I have never really found this tranny utopia very appealing and the day that the bloke next door comes home from work and slips into a plaid mini skirt and pink angora sweater for a quick round of golf with his mates is the day I stop dressing. But I recognize I’m pretty much on my own on that one.
Nevertheless, I think the community way forward is more about ordinary trannies who live hardworking, everyday suburban, city or country lives being quite open about the fact they are transgendered or transvestite or crossdresser or whatever label youve assigned to yourself. Its only then that we will gain some level of acceptance and understanding both personally and as a community.
The reality is, of course, there are all kinds of impediments to walking the walk.
I think a lot of trannies still have the secret life which is quite removed and totally disassociated from their everyday male lives.
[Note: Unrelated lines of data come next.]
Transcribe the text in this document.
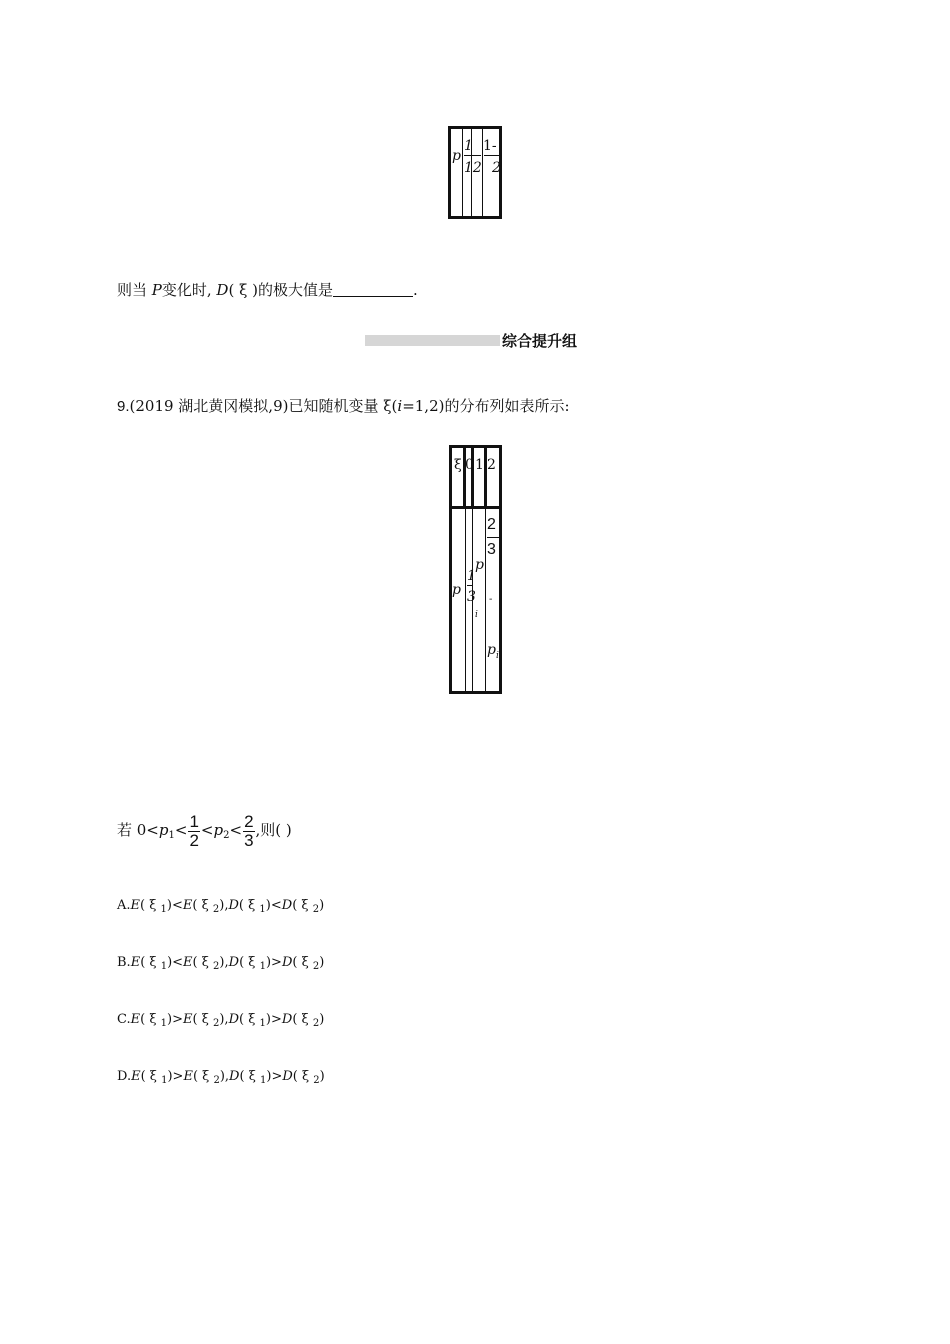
p
1
12
1-
2
则当 P变化时, D( ξ )的极大值是	.
综合提升组
9.(2019 湖北黄冈模拟,9)已知随机变量 ξ(i=1,2)的分布列如表所示:
ξ 0 1 2
p
1
3
p
i
2
3
-
p i
若 $0<p_1< \frac{1}{2} <p_2< \frac{2}{3}$ ,则( )
A.E( ξ $_1$)<E( ξ $_2$),D( ξ $_1$)<D( ξ $_2$)
B.E( ξ $_1$)<E( ξ $_2$),D( ξ $_1$)>D( ξ $_2$)
C.E( ξ $_1$)>E( ξ $_2$),D( ξ $_1$)>D( ξ $_2$)
D.E( ξ $_1$)>E( ξ $_2$),D( ξ $_1$)>D( ξ $_2$)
The mere social or family mention of drag queens on BB or sex change vicars in the news or Eddie Izzards latest tour causes a defensive reaction akin to rolling up in a ball like a hedgehog or spraying vile smelling words like a skunk in case someone might suss you mince round in stockings and high heels on your RDOs.
I was reading an interview with Ted Haggard, the fallen US evangelist who had regular sex with a male prostitute, who described his disassociated dark side and his struggles against this evil within himself. Im not a fan of US evangelists and its easy to write off Ted Haggard as another hypocritical religious right winger more interested in the collected money than doing the good work – however, I think a lot of trannies would connect to that ‘dark side’ thinking if not the religious overtones.
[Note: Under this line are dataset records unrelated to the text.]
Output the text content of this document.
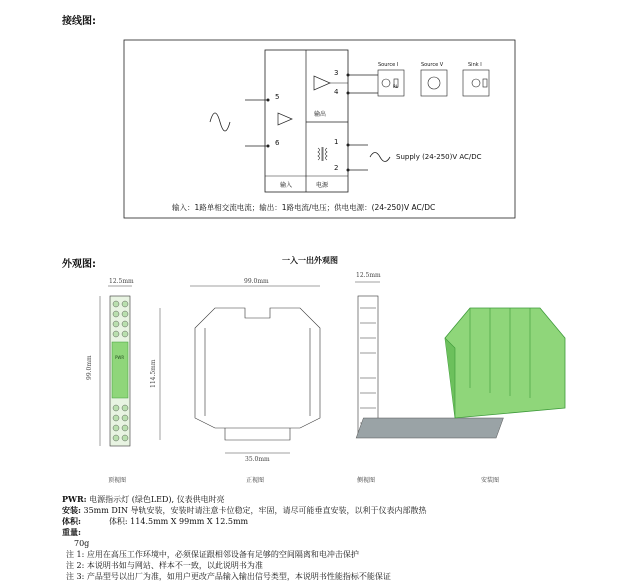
接线图:
5
6
3
4
1
2
输出
输入	电源
Source I	Source V	Sink I
RL
Supply (24-250)V AC/DC
输入：1路单相交流电流；输出：1路电流/电压；供电电源：(24-250)V AC/DC
外观图:	一入一出外观图
12.5mm	99.0mm
12.5mm
99.0mm	114.5mm
35.0mm
PWR
顶视图	正视图	侧视图	安装图
PWR: 电源指示灯 (绿色LED), 仪表供电时亮
安装: 35mm DIN 导轨安装，安装时请注意卡位稳定，牢固，请尽可能垂直安装，以利于仪表内部散热
体积:	体积: 114.5mm X 99mm X 12.5mm
重量:
70g
注 1: 应用在高压工作环境中，必须保证跟相邻设备有足够的空间隔离和电冲击保护
注 2: 本说明书如与网站、样本不一致，以此说明书为准
注 3: 产品型号以出厂为准，如用户更改产品输入输出信号类型，本说明书性能指标不能保证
The situation is further complicated by the fact that there is sometimes [often?] a sexual motive to cross dressing – that doesn’t just bear thinking about let alone discussing – so it’s best you leave that secret life deep in the recesses of the old filing cabinet at the back of the tool shed. Fessing up may expose all kinds of awkward questions.
And then even when you get to the point where you do accept yourself and you are quite happy, even enthusiastic, about ‘coming out’. You’ve told your nearest and dearest – and guess what? Yes – that’s right – they slam on your brakes with a long list of who ought not to know. Discretion is the better part of valour or something. I read somewhere that a Scottish newspaper ran a survey asking women what would cause them to leave their partners and transvestism was one of the top 2 or 3 reasons given.
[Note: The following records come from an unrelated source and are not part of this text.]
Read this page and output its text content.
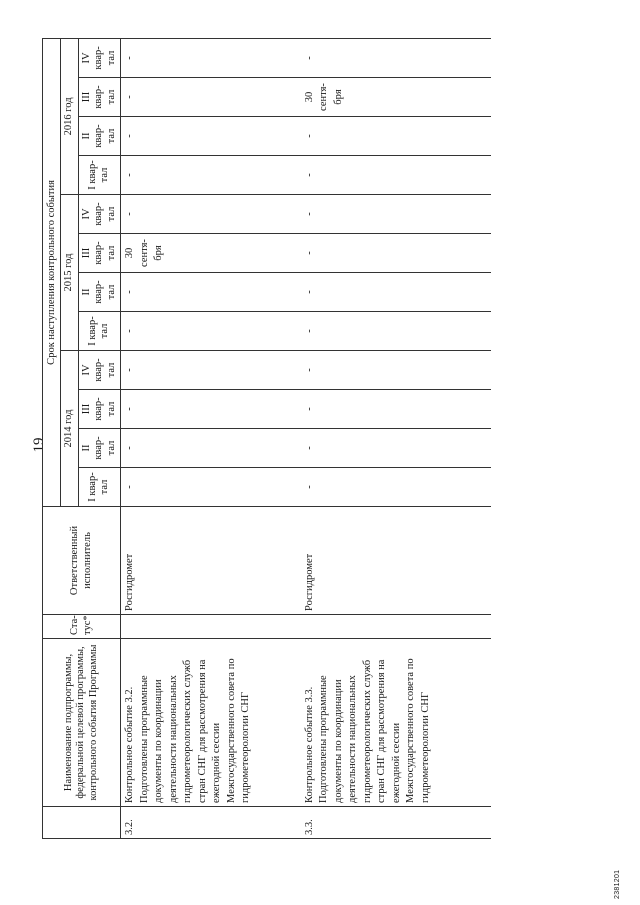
19
	Наименование подпрограммы, федеральной целевой программы, контрольного события Программы	Ста-тус*	Ответственный исполнитель	Срок наступления контрольного события											
				2014 год				2015 год				2016 год			
				I квар-тал	II квар-тал	III квар-тал	IV квар-тал	I квар-тал	II квар-тал	III квар-тал	IV квар-тал	I квар-тал	II квар-тал	III квар-тал	IV квар-тал
3.2.	Контрольное событие 3.2. Подготовлены программные документы по координации деятельности национальных гидрометеорологических служб стран СНГ для рассмотрения на ежегодной сессии Межгосударственного совета по гидрометеорологии СНГ		Росгидромет	-	-	-	-	-	-	30 сентя-бря	-	-	-	-	-
3.3.	Контрольное событие 3.3. Подготовлены программные документы по координации деятельности национальных гидрометеорологических служб стран СНГ для рассмотрения на ежегодной сессии Межгосударственного совета по гидрометеорологии СНГ		Росгидромет	-	-	-	-	-	-	-	-	-	-	30 сентя-бря	-
2381201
Of course you can still get out dressed and be visible as a tranny, can’t you? Well now comes another internal conflict, especially if you are transgendered, because the Holy Grail is passing as a woman. It’s the raison d’etre. Mind you – you’re probably still not passing and you have to be realistic about that fact? However getting to the point where you are going to fess up and hand over your Visa card in your male name, to the saleswoman in Jacquie E to pay for the top you’ve just tried on, is still a mental leap. A huge mental leap even if you know – she knows. You ‘hide’ behind a femme name on the ‘net and you’re going to hand your ID to this woman?
My point is that it doesn’t matter whether the %age is 3%, 10% or .01% until we, as individuals, can openly accept what we are and change the perception of those in our own world.